Resta abordar a questão do modelo de livro pelo qual os organizadores deste volume optaram. O formato de dicionário destoa do adoptado pelos outros volumes publicados desta História do Trabalho e das Ocupações e parece introduzir alguma discrepância de critérios na sua coordenação geral. Por se tratar de uma crítica óbvia, merecem elogio os organizadores deste volume e o coordenador da obra, que tiveram a coragem de se lhe exporem. Porque, pelo menos no estado presente da história da agricultura em Portugal, me parece ter sido esta a opção acertada. Como os organizadores sugerem na introdução, é muito discutível a pertinência da escala nacional para uma história do trabalho e das ocupações agrícolas, dada a enorme variabilidade regional e a sedimentação histórica dos modos de repartir a posse da terra e de praticar a agricultura, que inevitavelmente se repercutem nas formas de classificação das ocupações.

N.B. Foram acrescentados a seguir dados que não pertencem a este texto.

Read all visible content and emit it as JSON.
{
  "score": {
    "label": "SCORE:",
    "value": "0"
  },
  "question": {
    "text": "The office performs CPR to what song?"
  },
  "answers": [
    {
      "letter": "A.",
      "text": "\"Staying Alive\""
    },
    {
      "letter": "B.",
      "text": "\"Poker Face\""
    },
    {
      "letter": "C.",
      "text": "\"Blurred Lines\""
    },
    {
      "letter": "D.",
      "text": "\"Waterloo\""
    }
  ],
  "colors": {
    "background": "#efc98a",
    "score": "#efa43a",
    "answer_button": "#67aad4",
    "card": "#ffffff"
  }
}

Por maioria de razão, dificilmente essa diversidade essencial se presta a uma narrativa histórica unificada e coerente da evolução do trabalho e das ocupações agrícolas.

Com efeito, estas classificações sociais são espacialmente específicas, porque diferentes estruturas agrárias, técnicas e práticas agrícolas requerem o desempenho de diferentes papéis, distribuem diferentes posições e constroem diferentes identidades sociais. Mais ainda, o mesmo vocábulo designa muitas vezes posições, papéis e identidades sociais variáveis. Não se trata só da variabilidade normal, mesmo nas menos ambíguas classificações sociais, mas de uma ampla dispersão semântica e pragmática através de diferentes contextos espácio-temporais. «Lavrador» não designa o mesmo tipo de actor nem de posição na estrutura social na pena de Brian O’Neill e na de José Cutileiro, respectivamente sobre uma comunidade rural transmontana e uma outra alentejana na segunda metade do século XX. Mas tão-pouco o objecto social descrito por «lavrador» é exactamente o mesmo na comunidade estudada por Cutileiro nos anos 60 do século passsado — onde estava normalmente reservada aos «latifundiários », proprietários de várias herdades — e nos textos sobre o Alentejo da segunda metade do século XVIII — cujo vocabulário, num verdadeiro registo de luta social pela classificação legítima para fins políticos, opunha aos «lavradores de profissão, filhos e netos de lavradores» esses «monopolistas de herdades» que, numa trajectória lançada decisivamente nessa época e concretizada com o acesso à propriedade plena após a reforma agrária liberal, foram uma das origens sociais dos «lavradores » descritos por Cutileiro.

Por isso, a opção por um modelo de texto histórico que procurasse sintetizar toda essa diversidade cairia facilmente quer em generalizações mal fundamentadas e com grande desperdício de informação, quer num mosaico de descrições parciais de coerência problemática e, no estado presente da investigação histórica, necessariamente lacunares. O formato de dicionário, sacrificando conscientemente a consistência de um argumento global, permitiu valorizar por inteiro a informação recolhida no âmbito do projecto, contextualizando- a nos textos explicativos e relacionando- a de modo complexo através das remissões cruzadas que os atravessam. Este dicionário constitui, assim, um instrumento que não substitui uma história do trabalho agrícola, mas sistematiza a informação dispersa para começar a pensá-la.